Utilities around the world have reached a “landmark” pact at COP28 in Dubai to speed up their race to net zero, while a new offshore wind alliance was launched and controversy erupted over the invitation of 'arsonists to the firefighting convention'.

The brisk pace of dealmaking that has marked the annual climate summit so far continued today (Tuesday) as 25 utilities and a handful of power companies signed up to the 'Utilities for Net Zero Alliance'.

The “landmark joint commitment to advance electrification, renewables-ready grids, and clean energy deployment” will help the world reach net zero by 2050, said the International Renewable Energy Agency (IRENA), which will help coordinate the alliance.

Led by the UAE’s grid operator TAQA, other alliance members include France’s EDF, Italy’s Enel and the UK’s National Grid.

IRENA said the primary focus of the alliance is hastening the renewables rollout and building the infrastructure needed.

It also offers a platform for “joint efforts to address supply chain bottlenecks, support the flow of capital to the power sector transformation in the global south, and engagement with policymakers and regulators.”

IRENA director general Francesco La Camera said that to “accelerate the deployment of renewables, we need concerted action to overcome existing infrastructure barriers through the modernisation and upgrade of power grids”.

Utilities are at the “frontline” of this modernisation, he said, and will have to invest significantly in “interconnectivity, flexibility, and balancing of the distribution system in pursuit of Paris Agreement climate goals.”

The alliance will now develop a “plan of action” to address challenges in decarbonising, including finding sufficient capital, building up capabilities and talent and facilitating regulatory support.

New offshore wind group launched

Ocean Energy Pathway (OEP) was launched with the goal of accelerating the energy transition by “unlocking the tremendous potential of offshore wind power.”

The non-profit is supported by the newly announced Ocean Resilience and Climate Alliance, a $250m fund focused on “advancing ocean-based solutions to fight climate change.”

To achieve net-zero emissions globally, IRENA forecasts the need for 2TW of offshore wind by 2050 – but the sector has been battered this year by inflation and supply chain issues that have led to a spate of high-profile project cancellations.

Through support from the global wind industry and climate philanthropy, OEP said it will accelerate offshore wind development over the next decade in at least ten markets with significant wind resources at the frontier of the energy transition, including India, Brazil, Colombia and South Africa.

Rebecca Williams, the Global Wind Energy Council’s offshore wind chief, said that “countries across the world are turning to offshore wind to power their growing economies” and OEP will “help them realise their ambitions.”

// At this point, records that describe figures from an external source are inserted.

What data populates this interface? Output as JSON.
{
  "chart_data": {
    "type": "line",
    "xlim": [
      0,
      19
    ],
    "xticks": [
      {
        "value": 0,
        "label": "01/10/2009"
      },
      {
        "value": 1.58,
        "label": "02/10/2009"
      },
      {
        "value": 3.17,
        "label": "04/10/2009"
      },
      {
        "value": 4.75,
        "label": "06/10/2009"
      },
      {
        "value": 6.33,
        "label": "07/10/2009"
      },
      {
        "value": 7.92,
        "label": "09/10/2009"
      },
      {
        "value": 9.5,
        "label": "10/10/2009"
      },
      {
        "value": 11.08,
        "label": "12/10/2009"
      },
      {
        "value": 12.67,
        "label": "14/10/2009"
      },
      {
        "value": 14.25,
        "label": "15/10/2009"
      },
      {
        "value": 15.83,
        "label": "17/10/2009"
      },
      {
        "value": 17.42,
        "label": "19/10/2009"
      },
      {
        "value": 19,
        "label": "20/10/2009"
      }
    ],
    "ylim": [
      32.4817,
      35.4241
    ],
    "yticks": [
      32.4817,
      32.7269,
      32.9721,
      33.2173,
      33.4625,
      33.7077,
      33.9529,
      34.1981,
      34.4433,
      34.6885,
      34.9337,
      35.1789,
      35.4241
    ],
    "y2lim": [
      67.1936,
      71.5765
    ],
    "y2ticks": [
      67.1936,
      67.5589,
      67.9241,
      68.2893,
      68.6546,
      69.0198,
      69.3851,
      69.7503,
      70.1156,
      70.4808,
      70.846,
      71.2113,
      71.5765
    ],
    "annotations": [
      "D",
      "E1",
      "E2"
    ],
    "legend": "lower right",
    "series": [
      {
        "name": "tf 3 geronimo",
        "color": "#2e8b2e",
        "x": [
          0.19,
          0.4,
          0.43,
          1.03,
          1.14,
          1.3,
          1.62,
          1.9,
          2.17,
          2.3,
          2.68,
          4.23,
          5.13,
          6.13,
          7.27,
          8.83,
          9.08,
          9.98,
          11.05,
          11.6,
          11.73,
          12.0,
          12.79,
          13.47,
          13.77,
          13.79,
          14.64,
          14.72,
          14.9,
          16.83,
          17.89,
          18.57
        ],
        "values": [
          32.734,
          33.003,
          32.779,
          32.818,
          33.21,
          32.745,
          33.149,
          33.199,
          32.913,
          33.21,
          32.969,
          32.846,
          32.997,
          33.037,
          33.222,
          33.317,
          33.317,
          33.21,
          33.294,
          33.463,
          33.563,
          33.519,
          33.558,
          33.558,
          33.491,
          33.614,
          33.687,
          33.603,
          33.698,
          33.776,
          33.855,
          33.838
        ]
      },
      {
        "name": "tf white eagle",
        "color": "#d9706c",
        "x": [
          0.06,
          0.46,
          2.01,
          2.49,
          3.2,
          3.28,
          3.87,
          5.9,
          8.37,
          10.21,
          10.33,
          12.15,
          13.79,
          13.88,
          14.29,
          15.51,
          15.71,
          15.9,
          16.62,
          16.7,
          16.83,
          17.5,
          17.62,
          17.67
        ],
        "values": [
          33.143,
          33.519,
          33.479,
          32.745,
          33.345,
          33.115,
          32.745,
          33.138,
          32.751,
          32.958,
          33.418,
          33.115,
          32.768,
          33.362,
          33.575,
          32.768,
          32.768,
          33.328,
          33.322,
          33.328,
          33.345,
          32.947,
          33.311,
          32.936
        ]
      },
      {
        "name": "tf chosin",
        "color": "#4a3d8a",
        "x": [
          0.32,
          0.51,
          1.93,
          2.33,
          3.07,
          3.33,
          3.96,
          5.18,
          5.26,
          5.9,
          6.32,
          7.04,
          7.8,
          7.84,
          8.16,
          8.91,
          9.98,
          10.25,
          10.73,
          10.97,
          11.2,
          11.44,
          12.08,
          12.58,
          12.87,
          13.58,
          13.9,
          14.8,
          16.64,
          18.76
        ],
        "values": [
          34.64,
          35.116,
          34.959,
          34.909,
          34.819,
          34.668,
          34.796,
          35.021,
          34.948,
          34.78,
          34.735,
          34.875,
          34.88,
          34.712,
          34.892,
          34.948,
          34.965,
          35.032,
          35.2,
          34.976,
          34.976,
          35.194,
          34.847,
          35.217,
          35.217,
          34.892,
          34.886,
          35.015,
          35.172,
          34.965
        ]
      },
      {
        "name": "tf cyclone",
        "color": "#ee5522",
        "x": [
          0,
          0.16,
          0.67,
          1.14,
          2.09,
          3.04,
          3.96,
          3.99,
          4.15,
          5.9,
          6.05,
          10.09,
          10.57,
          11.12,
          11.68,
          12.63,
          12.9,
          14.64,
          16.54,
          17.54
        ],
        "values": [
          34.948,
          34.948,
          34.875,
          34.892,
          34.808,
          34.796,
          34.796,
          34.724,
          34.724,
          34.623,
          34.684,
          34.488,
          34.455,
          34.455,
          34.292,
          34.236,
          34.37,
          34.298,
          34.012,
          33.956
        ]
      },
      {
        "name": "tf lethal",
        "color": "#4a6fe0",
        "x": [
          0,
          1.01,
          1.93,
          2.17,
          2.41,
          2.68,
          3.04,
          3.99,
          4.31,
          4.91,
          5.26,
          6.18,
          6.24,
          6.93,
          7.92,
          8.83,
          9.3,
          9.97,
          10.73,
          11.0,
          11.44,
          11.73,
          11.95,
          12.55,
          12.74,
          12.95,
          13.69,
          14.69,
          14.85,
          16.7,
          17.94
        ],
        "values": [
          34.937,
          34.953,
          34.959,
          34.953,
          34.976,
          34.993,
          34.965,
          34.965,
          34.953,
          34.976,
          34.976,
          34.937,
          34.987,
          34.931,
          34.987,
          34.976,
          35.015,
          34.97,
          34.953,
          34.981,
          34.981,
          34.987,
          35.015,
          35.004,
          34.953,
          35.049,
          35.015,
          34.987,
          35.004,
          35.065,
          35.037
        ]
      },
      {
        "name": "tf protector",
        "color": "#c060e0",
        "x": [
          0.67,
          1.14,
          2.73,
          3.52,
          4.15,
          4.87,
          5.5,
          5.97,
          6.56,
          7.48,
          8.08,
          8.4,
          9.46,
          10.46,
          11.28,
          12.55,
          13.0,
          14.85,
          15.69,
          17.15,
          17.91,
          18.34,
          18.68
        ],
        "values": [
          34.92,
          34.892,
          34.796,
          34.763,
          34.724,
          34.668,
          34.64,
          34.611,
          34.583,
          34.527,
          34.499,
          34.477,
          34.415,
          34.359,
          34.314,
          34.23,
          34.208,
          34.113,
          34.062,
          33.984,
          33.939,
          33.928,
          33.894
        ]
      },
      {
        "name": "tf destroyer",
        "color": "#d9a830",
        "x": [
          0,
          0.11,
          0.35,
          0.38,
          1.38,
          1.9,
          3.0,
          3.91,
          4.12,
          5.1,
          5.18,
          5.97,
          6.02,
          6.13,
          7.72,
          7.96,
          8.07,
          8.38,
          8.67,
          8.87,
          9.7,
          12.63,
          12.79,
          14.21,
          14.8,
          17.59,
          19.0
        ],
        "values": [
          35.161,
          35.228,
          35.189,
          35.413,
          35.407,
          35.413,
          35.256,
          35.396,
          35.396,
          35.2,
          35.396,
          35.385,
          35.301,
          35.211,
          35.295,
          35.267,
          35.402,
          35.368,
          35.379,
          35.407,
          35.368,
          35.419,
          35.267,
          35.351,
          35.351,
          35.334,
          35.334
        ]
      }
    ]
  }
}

The Global Offshore Wind Alliance meanwhile welcomed new members today, including its first supranational body – the European Union.

California, Brazil and Panama also joined the alliance, with the four new members bringing another 65GW of targeted capacity in total.

Masdar makes moves in Jordan

Masdar, the state-owned renewable energy company of COP28 host the United Arab Emirates, continued its spree of green deal making – signing up to develop a 1GW wind and battery energy storage system in Jordan.

It has also entered a memorandum of understanding to explore the feasibility of establishing a green hydrogen plant in the Jordanian port of Aqaba.

Saleh Al-Kharabsheh, Jordan’s Minister of Energy and Mineral Resources, said the country was continuing in its efforts to become a “regional centre for green energy production.”

Masdar is pursuing a target of 1 million tonnes of green hydrogen production by 2030 as part of the UAE’s plans to “establish itself as a green hydrogen hub” and capture 25% of the global low-carbon hydrogen market by the end of the decade.

UAE cuts coal, COP courts controversy

The UAE also announced it has joined the Powering Past Coal Alliance – a coalition of governments and businesses working to advance the transition from unabated coal power to clean energy.

The significance of this is somewhat mitigated as the country already phased out coal last year, although that is much more recently than Malta, the other new alliance member did, back in 1996.

COP28 has meanwhile continued to court controversy, this time with news that a record number of fossil fuel lobbyists (around 2,400) have been given access to the conference. This number is more than four times higher than COP27 in Egypt – although this may partly be accounted for by stricter rules around delegates declaring who they work for.

Nevertheless, Climate Action Network hit out at the figure on X, formerly Twitter, writing: “You don't bring arsonists to a firefighting convention.”

Much of the controversy around this COP has centred on its president, Sultan Ahmed Al Jaber, as he is head of the UAE’s national oil company ADNOC.

In a twist of fate, Simon Evans of UK news publication Carbon Brief has posted on X that Al Jaber may find himself in the hotseat again next year as well at COP29.

This is because the host is due to be an eastern European state and Russia is vetoing all EU nations, while Armenia and Azerbaijan are vetoing each other. This reportedly only leaving seven mostly small states (and war torn Ukraine) eligible to host the highly expensive climate summit.

Al Jaber would be reappointed by default if no new country and president is agreed on, while the conference would take place by default in the German town of Bonn – home of the UN climate secretariat.